文月ブログ

木々に寄せて-その5「栗」

「栗」と聞けば食用の栗を思い浮かべますが、「栗の木」と聞くと、多くの人は何を思うのでしょうか。私は鉄道の枕木を思い出します。幼い頃、線路のすぐ傍に住んでいたことがあり、列車が通過する時の振動や音、近くの踏切の様子も微かな記憶として残っています。森林や林業に関心を持つようになってから、レールを支えていた枕木に、ナラなどと共に栗が使われていたのだと知りました。あの頃に毎日見ていた風景の、塗料を塗られて黒光りしていたあの枕木は栗だったのかと、懐かしさに胸が疼きました。固い栗の木は、昔は各地に大量にあったのでしょう。しかし明治維新後に日本全国に張り巡らされた鉄道網に利用されたせいか、今では産出量が少なくなりました。その後モータリゼーションの進行で、地方の鉄道は廃線が相次ぎましたが、レールが残っている場所では、未だに栗の枕木が錆びた鉄路を支えているのかもしれません。

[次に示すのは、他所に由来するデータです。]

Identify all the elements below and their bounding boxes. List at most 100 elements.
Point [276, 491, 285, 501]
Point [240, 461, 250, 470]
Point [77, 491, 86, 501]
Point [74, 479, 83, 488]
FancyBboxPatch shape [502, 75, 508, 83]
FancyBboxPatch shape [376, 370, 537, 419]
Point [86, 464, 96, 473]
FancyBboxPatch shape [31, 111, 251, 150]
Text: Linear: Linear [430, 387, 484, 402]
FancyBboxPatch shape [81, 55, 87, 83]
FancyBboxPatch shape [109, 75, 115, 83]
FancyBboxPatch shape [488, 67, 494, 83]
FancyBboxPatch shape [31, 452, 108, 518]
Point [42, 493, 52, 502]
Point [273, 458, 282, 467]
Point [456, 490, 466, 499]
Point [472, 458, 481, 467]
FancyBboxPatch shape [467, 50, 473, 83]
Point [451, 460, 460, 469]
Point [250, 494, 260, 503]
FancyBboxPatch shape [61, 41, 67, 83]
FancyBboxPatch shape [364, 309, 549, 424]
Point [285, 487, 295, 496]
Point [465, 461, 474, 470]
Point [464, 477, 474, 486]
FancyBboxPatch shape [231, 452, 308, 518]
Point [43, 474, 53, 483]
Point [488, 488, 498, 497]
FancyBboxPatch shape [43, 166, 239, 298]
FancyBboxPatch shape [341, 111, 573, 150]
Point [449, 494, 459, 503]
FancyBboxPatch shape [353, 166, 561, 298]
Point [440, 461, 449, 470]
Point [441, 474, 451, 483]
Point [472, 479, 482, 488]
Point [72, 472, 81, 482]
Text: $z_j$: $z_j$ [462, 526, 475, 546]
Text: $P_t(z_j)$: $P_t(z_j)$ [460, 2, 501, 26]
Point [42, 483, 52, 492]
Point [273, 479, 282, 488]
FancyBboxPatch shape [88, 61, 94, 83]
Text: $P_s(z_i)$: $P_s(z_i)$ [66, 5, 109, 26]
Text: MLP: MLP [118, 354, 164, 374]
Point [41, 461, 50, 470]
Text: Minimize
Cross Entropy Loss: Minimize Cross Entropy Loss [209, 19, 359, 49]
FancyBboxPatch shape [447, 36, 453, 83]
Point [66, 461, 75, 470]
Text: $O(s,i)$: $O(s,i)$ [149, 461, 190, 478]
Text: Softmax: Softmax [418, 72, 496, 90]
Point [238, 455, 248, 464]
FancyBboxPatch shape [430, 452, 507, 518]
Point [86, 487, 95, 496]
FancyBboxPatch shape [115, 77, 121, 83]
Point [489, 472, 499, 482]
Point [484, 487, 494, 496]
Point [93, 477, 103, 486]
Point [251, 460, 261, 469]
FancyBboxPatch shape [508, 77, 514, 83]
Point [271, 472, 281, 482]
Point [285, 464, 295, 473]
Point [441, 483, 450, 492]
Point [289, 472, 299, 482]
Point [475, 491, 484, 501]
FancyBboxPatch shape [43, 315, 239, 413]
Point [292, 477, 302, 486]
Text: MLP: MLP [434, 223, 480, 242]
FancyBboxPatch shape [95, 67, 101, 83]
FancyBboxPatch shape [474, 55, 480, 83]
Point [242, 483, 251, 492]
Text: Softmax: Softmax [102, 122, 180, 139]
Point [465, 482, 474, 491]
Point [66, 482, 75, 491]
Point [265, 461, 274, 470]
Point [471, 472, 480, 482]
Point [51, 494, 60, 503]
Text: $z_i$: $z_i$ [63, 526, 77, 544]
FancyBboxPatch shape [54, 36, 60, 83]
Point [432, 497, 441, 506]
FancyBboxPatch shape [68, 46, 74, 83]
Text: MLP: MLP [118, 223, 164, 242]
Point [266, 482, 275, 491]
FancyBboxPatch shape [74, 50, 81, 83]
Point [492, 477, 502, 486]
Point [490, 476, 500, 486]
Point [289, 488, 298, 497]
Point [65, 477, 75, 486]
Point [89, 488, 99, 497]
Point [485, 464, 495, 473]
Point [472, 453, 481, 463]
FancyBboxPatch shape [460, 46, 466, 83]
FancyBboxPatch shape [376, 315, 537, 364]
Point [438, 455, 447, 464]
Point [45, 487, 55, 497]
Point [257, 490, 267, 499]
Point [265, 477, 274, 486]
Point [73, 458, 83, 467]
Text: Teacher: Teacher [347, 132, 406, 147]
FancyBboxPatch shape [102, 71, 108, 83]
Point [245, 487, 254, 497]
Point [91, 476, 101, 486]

「栗の木」と聞いて他に思い出すのは、縄文時代の集落を支えた話です。三内丸山遺跡の公式ホームページによれば、大型堀立柱建築跡からは、直径1メートルの栗の柱が見つかっているそうです。固い木をどうやって加工したのだろうと想像が膨らみますが、恐らく石の斧を使い、数人がかりで何日もかけて伐採したのでしょう。栗はもともと腐りにくい性質がありますが、それを増すために、外側を火で焼いた跡もあるようです。縄文時代の人々は、私達が思う以上に様々な知恵を持っていたのでしょう。出土品の調査から、そこで暮らしていた人々が栗を栽培していたという報告も出ています。沢山実をつける木を選び、その枝を挿し木して増やしたのでしょうか。5900年前から4200年前の集落で、相当長期間にわたって存在し、最盛期には500人が暮らしていたとされています。自然を使い尽くさず、その生産力を最大限利用し、遠方の地域とも交易でつながっていたことを思うと、その叡智に慄然とします。一体どのような規範を持って、その抑制された暮らしのルールを維持していたのでしょうか。それを知る方法があればと心から思います。
三内丸山遺跡にはもう一つ興味深い調査結果がありました。大型建築物の柱穴の大きさやその間隔が2メートルや4.2メートルで、35センチの倍数だというのです。これは縄文尺とも呼ばれ、同時代の大型の住居跡にこの長さを基本としたものが多く見つかっているとか。尺貫法の一尺と、欧米で使われる1フィートが約30センチでほぼ同じなのは、肘から手首までの長さが基本となっているからだそうですが、縄文の人達が現代人より一回り以上も体が大きかったとは考えにくいので、全く別の何かを基準にしたのでしょう。それでも、多くの人が使う大型の建物に共通の尺度が使われているのは、複数の人が共同で行う作業を効率的にする意味があったのは間違いなさそうです。
栗の実の豊富な栄養は人々の重要な食料となり、固い幹を使った頑丈な建物は、倉庫や祭祀の場所として、人々の結束を強める役割を果たしていたでしょう。長く自然と共存した縄文人の知恵は、地球という閉ざされた環境で暮らす私達が、もっと深く知り、現代の社会に生かすべきものではないか、そう強く感じます。